Una frase che mi sono sentito dire: “Non capisco ma compro te, il tuo entusiasmo; la tua passione la sento anche io”; a testimonianza della generosità che anche inaspettatamente ho ricevuto. Se lo sviluppo del sogno è stato possibile è, quindi, grazie al networking, cosa che io – da nerd che si apriva al mondo – mai avrei immaginato e sono rimasto davvero stupito nel vedere le istituzioni che riescono a dare opportunità a chi ha un’idea. Senza tutta questa rete non sarei mai riuscito; mi sono trovato in un sistema che era pronto a ricevermi.

Fabio Ferrari

La tua vita è un esempio di YOLO – You Live Once – di cui tanto si parla oggi. Cosa consigli a chi si sta facendo tante domande sul suo presente e magari sogna di concretizzare il piano B?

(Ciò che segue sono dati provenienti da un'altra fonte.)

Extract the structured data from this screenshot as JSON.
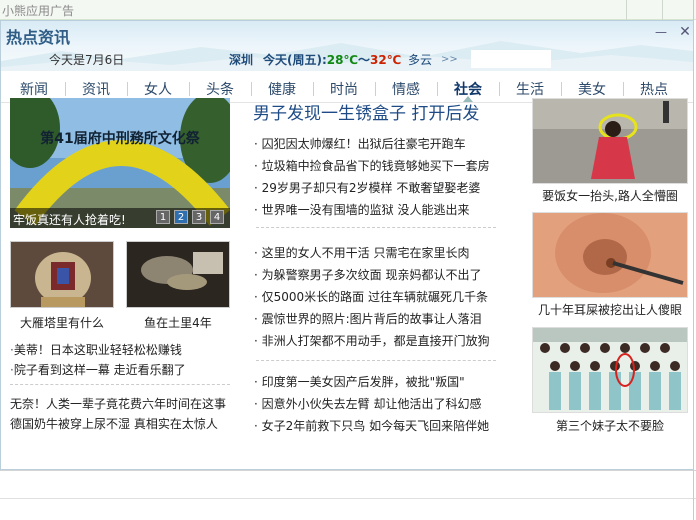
{
  "app": {
    "title": "小熊应用广告"
  },
  "window": {
    "title": "热点资讯",
    "minimize_symbol": "—",
    "close_symbol": "✕",
    "date_text": "今天是7月6日",
    "city": "深圳",
    "today_label": "今天(周五):",
    "temp_low": "28℃",
    "temp_sep": "～",
    "temp_high": "32℃",
    "weather": "多云",
    "more_symbol": ">>"
  },
  "nav": {
    "items": [
      "新闻",
      "资讯",
      "女人",
      "头条",
      "健康",
      "时尚",
      "情感",
      "社会",
      "生活",
      "美女",
      "热点"
    ],
    "active_index": 7
  },
  "featured": {
    "caption": "牢饭真还有人抢着吃!",
    "dots": [
      "1",
      "2",
      "3",
      "4"
    ],
    "active_dot": 1,
    "banner_text": "第41届府中刑務所文化祭"
  },
  "thumbs": [
    {
      "caption": "大雁塔里有什么"
    },
    {
      "caption": "鱼在土里4年"
    }
  ],
  "left_links": [
    {
      "bullet": "·",
      "text": "美蒂！日本这职业轻轻松松赚钱"
    },
    {
      "bullet": "·",
      "text": "院子看到这样一幕 走近看乐翻了"
    }
  ],
  "left_plain": [
    "无奈！人类一辈子竟花费六年时间在这事",
    "德国奶牛被穿上尿不湿 真相实在太惊人"
  ],
  "middle": {
    "headline": "男子发现一生锈盒子 打开后发",
    "group1": [
      "· 囚犯因太帅爆红！出狱后往豪宅开跑车",
      "· 垃圾箱中捡食品省下的钱竟够她买下一套房",
      "· 29岁男子却只有2岁模样 不敢奢望娶老婆",
      "· 世界唯一没有围墙的监狱 没人能逃出来"
    ],
    "group2": [
      "· 这里的女人不用干活 只需宅在家里长肉",
      "· 为躲警察男子多次纹面 现亲妈都认不出了",
      "· 仅5000米长的路面 过往车辆就碾死几千条",
      "· 震惊世界的照片:图片背后的故事让人落泪",
      "· 非洲人打架都不用动手，都是直接开门放狗"
    ],
    "group3": [
      "· 印度第一美女因产后发胖，被批\"叛国\"",
      "· 因意外小伙失去左臂 却让他活出了科幻感",
      "· 女子2年前救下只鸟 如今每天飞回来陪伴她"
    ]
  },
  "right": [
    {
      "caption": "要饭女一抬头,路人全懵圈"
    },
    {
      "caption": "几十年耳屎被挖出让人傻眼"
    },
    {
      "caption": "第三个妹子太不要脸"
    }
  ]
}
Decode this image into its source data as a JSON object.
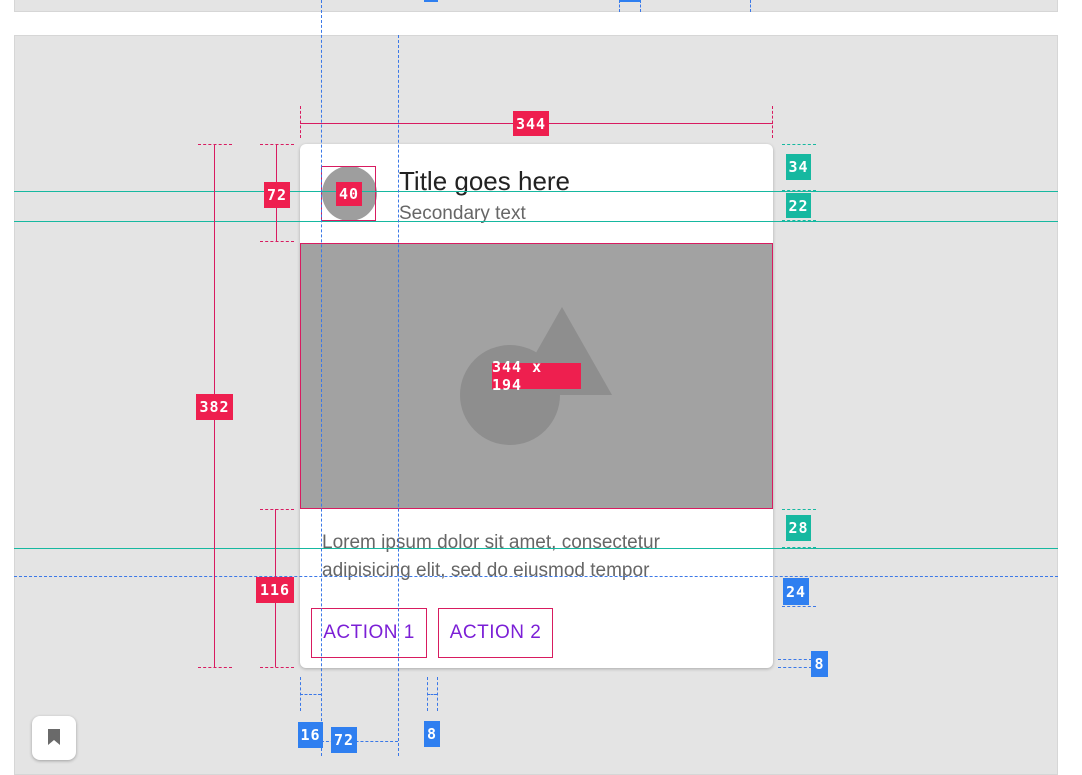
{
  "card": {
    "title": "Title goes here",
    "secondary": "Secondary text",
    "body": "Lorem ipsum dolor sit amet, consectetur adipisicing elit, sed do eiusmod tempor",
    "actions": [
      "ACTION 1",
      "ACTION 2"
    ]
  },
  "specs": {
    "card_width": "344",
    "card_height": "382",
    "header_height": "72",
    "avatar_size": "40",
    "media_size": "344 x 194",
    "title_baseline": "34",
    "subtitle_baseline": "22",
    "body_baseline": "28",
    "body_bottom": "24",
    "actions_height": "116",
    "actions_padding": "8",
    "left_padding": "16",
    "text_offset": "72",
    "button_gap": "8"
  },
  "colors": {
    "spec_red": "#ee1f4f",
    "spec_teal": "#16b8a0",
    "spec_blue": "#2f7ff0",
    "action_text": "#7b1fd6"
  },
  "icons": {
    "bookmark": "bookmark-icon"
  }
}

Non mi sento un guru e fatico a dare consigli. Ripeto il motto che è stato decisivo per me: “Meglio fallire con passione che avere un successo mediocre”.
Credo che il piano B sia necessario sentirselo dentro. Io la risposta l’ho trovata leggendo un libro; sembra una follia ma c’è tanta saggezza nei libri: chi li ha scritti ha spesso storie travagliate, profonde, storie di vita reali, avventure non fantasiose. Direi quindi di cercare le correlazioni deboli per capire se un progetto possa avere senso. Riprendendo qualche elemento tecnico, ogni fenomeno è un sistema complesso di equilibri, di variabili e di correlazioni. Alcune di queste correlazioni sono forti ed evidenti, altre sono deboli e nascoste. Le prime portano mere informazioni, le seconde i tratti di unicità dei fenomeni.
Il suggerimento che condivido è quello di non fermarsi alle correlazioni forti, che ci focalizzano ad esempio sui limiti economici e che frenano il coraggio di buttarsi, ma di ricercare quelle deboli, – o meglio, apparentemente deboli – come un libro o le parole di un amico o una propria irrequietezza, che facilitano il coraggio.

Ti chiedo di salutarci con la tua citazione preferita

Non ho una citazione preferita; amo i Beatles e quindi direi “Across the Universe”. Ma sceglierei la mia versione preferita, quella di Kurt Cobain.